Air connu. Mieux même : marronnier. Chaque année, en mai, la Croisette livre son tourbillon médiatique. Certes, en 2011, concurrencé par l’affaire DSK, et, cette fois, taquiné par les premiers pas du gouvernement socialiste. Mais le Festival de Cannes reprend rapidement sa place sous les projecteurs. Puisque le cinéma est affaire d’image, au sens large, les télés s’y pressent.
Pour les acteurs, pour les réalisateurs et les producteurs, il ne s’agit pas seulement de séduire les jurés mais aussi le téléspectateur devant son petit écran, potentiel spectateur en salle. Le temps d’une décade, pas un journal télévisé n’y échappe.

Sur TF1, Bruce Willis est l’invité de Laurence Ferrari (pour son rôle dans Moonrise Kingdom, de Wes Anderson) : « Qu’est-ce qui vous a séduit dans ce personnage d’inspecteur de police un peu décalé, un peu paumé mais qui a un grand cœur finalement ? » Une autre question : « Vous avez d’autres projets de cinéma qui vont arriver sur nos écrans ? »

Mardi 22 mai, quand le soleil est revenu, « le Festival de Cannes est stimulé par la venue de Brad Pitt, sans Angelina Jolie », tandis que « Ramzy et le groupe Kaïra Shopping sont venus promouvoir leur prochain film sur le tapis rouge[les Kaïra, NDLR]. » Au tour de Brad Pitt, présent dans Killing Them Softly  : « Le film en question : la mort en douce, histoire de gangsters, sortie octobre prochain. » La critique est rude.

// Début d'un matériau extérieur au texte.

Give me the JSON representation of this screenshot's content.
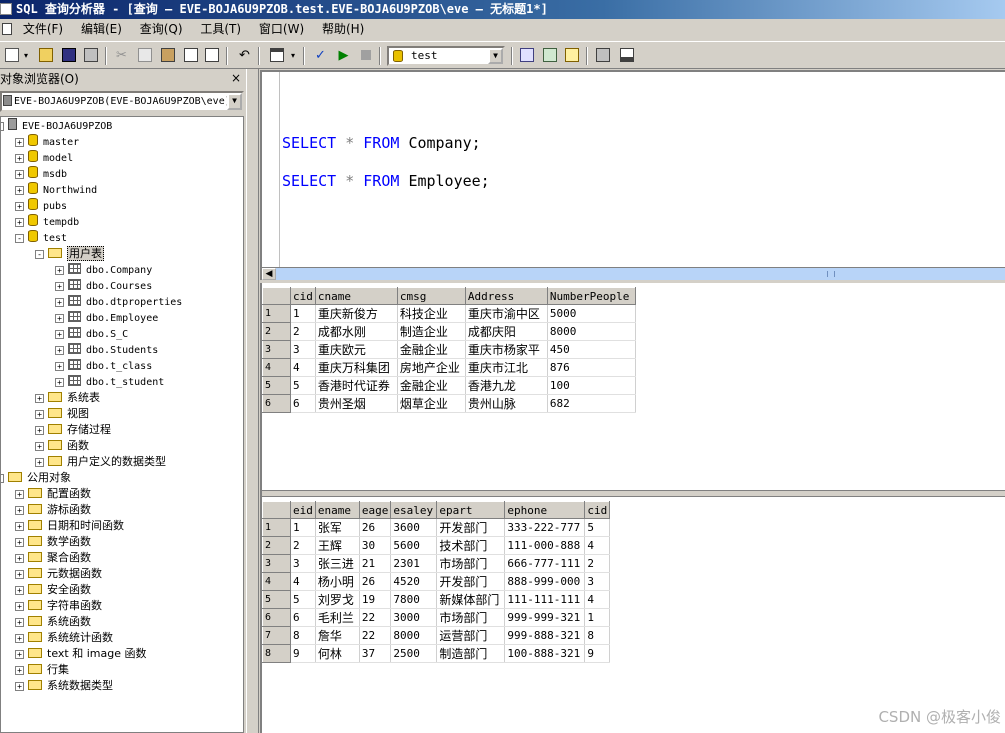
{
  "window": {
    "title": "SQL 查询分析器 - [查询 — EVE-BOJA6U9PZOB.test.EVE-BOJA6U9PZOB\\eve — 无标题1*]"
  },
  "menu": {
    "items": [
      "文件(F)",
      "编辑(E)",
      "查询(Q)",
      "工具(T)",
      "窗口(W)",
      "帮助(H)"
    ]
  },
  "toolbar": {
    "database": "test"
  },
  "object_browser": {
    "title": "对象浏览器(O)",
    "close": "×",
    "server_combo": "EVE-BOJA6U9PZOB(EVE-BOJA6U9PZOB\\eve)",
    "tree": [
      {
        "label": "EVE-BOJA6U9PZOB",
        "icon": "server-icon",
        "exp": "-"
      },
      {
        "label": "master",
        "icon": "database-icon",
        "exp": "+"
      },
      {
        "label": "model",
        "icon": "database-icon",
        "exp": "+"
      },
      {
        "label": "msdb",
        "icon": "database-icon",
        "exp": "+"
      },
      {
        "label": "Northwind",
        "icon": "database-icon",
        "exp": "+"
      },
      {
        "label": "pubs",
        "icon": "database-icon",
        "exp": "+"
      },
      {
        "label": "tempdb",
        "icon": "database-icon",
        "exp": "+"
      },
      {
        "label": "test",
        "icon": "database-icon",
        "exp": "-"
      },
      {
        "label": "用户表",
        "icon": "folder-icon",
        "exp": "-"
      },
      {
        "label": "dbo.Company",
        "icon": "table-icon",
        "exp": "+"
      },
      {
        "label": "dbo.Courses",
        "icon": "table-icon",
        "exp": "+"
      },
      {
        "label": "dbo.dtproperties",
        "icon": "table-icon",
        "exp": "+"
      },
      {
        "label": "dbo.Employee",
        "icon": "table-icon",
        "exp": "+"
      },
      {
        "label": "dbo.S_C",
        "icon": "table-icon",
        "exp": "+"
      },
      {
        "label": "dbo.Students",
        "icon": "table-icon",
        "exp": "+"
      },
      {
        "label": "dbo.t_class",
        "icon": "table-icon",
        "exp": "+"
      },
      {
        "label": "dbo.t_student",
        "icon": "table-icon",
        "exp": "+"
      },
      {
        "label": "系统表",
        "icon": "folder-icon",
        "exp": "+"
      },
      {
        "label": "视图",
        "icon": "folder-icon",
        "exp": "+"
      },
      {
        "label": "存储过程",
        "icon": "folder-icon",
        "exp": "+"
      },
      {
        "label": "函数",
        "icon": "folder-icon",
        "exp": "+"
      },
      {
        "label": "用户定义的数据类型",
        "icon": "folder-icon",
        "exp": "+"
      },
      {
        "label": "公用对象",
        "icon": "folder-icon",
        "exp": "-"
      },
      {
        "label": "配置函数",
        "icon": "folder-icon",
        "exp": "+"
      },
      {
        "label": "游标函数",
        "icon": "folder-icon",
        "exp": "+"
      },
      {
        "label": "日期和时间函数",
        "icon": "folder-icon",
        "exp": "+"
      },
      {
        "label": "数学函数",
        "icon": "folder-icon",
        "exp": "+"
      },
      {
        "label": "聚合函数",
        "icon": "folder-icon",
        "exp": "+"
      },
      {
        "label": "元数据函数",
        "icon": "folder-icon",
        "exp": "+"
      },
      {
        "label": "安全函数",
        "icon": "folder-icon",
        "exp": "+"
      },
      {
        "label": "字符串函数",
        "icon": "folder-icon",
        "exp": "+"
      },
      {
        "label": "系统函数",
        "icon": "folder-icon",
        "exp": "+"
      },
      {
        "label": "系统统计函数",
        "icon": "folder-icon",
        "exp": "+"
      },
      {
        "label": "text 和 image 函数",
        "icon": "folder-icon",
        "exp": "+"
      },
      {
        "label": "行集",
        "icon": "folder-icon",
        "exp": "+"
      },
      {
        "label": "系统数据类型",
        "icon": "folder-icon",
        "exp": "+"
      }
    ]
  },
  "editor": {
    "lines": [
      {
        "kw1": "SELECT",
        "op": "*",
        "kw2": "FROM",
        "table": "Company;"
      },
      {
        "kw1": "SELECT",
        "op": "*",
        "kw2": "FROM",
        "table": "Employee;"
      }
    ]
  },
  "results": {
    "company": {
      "columns": [
        "cid",
        "cname",
        "cmsg",
        "Address",
        "NumberPeople"
      ],
      "rows": [
        [
          "1",
          "重庆新俊方",
          "科技企业",
          "重庆市渝中区",
          "5000"
        ],
        [
          "2",
          "成都水刚",
          "制造企业",
          "成都庆阳",
          "8000"
        ],
        [
          "3",
          "重庆欧元",
          "金融企业",
          "重庆市杨家平",
          "450"
        ],
        [
          "4",
          "重庆万科集团",
          "房地产企业",
          "重庆市江北",
          "876"
        ],
        [
          "5",
          "香港时代证券",
          "金融企业",
          "香港九龙",
          "100"
        ],
        [
          "6",
          "贵州圣烟",
          "烟草企业",
          "贵州山脉",
          "682"
        ]
      ]
    },
    "employee": {
      "columns": [
        "eid",
        "ename",
        "eage",
        "esaley",
        "epart",
        "ephone",
        "cid"
      ],
      "rows": [
        [
          "1",
          "张军",
          "26",
          "3600",
          "开发部门",
          "333-222-777",
          "5"
        ],
        [
          "2",
          "王辉",
          "30",
          "5600",
          "技术部门",
          "111-000-888",
          "4"
        ],
        [
          "3",
          "张三进",
          "21",
          "2301",
          "市场部门",
          "666-777-111",
          "2"
        ],
        [
          "4",
          "杨小明",
          "26",
          "4520",
          "开发部门",
          "888-999-000",
          "3"
        ],
        [
          "5",
          "刘罗戈",
          "19",
          "7800",
          "新媒体部门",
          "111-111-111",
          "4"
        ],
        [
          "6",
          "毛利兰",
          "22",
          "3000",
          "市场部门",
          "999-999-321",
          "1"
        ],
        [
          "8",
          "詹华",
          "22",
          "8000",
          "运营部门",
          "999-888-321",
          "8"
        ],
        [
          "9",
          "何林",
          "37",
          "2500",
          "制造部门",
          "100-888-321",
          "9"
        ]
      ]
    }
  },
  "watermark": "CSDN @极客小俊"
}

Idem sur France 2, au journal de Julian Bugier, qui retient « la montée des marches de l’équipe du film de Jacques Audiard, le réalisateur aux côtés de Marion Cotillard. La comédienne a d’ailleurs fait sensation sur le tapis rouge. Elle est à l’affiche de son dernier film, De rouille et d’os, le film est sorti en salle aujourd’hui. Selon les premiers chiffres, c’est déjà un énorme succès. » Foin de critique.

C’est le paradoxe : Cannes est un festival de cinéma, le plus important au monde, où l’on ne parle pas de cinéma.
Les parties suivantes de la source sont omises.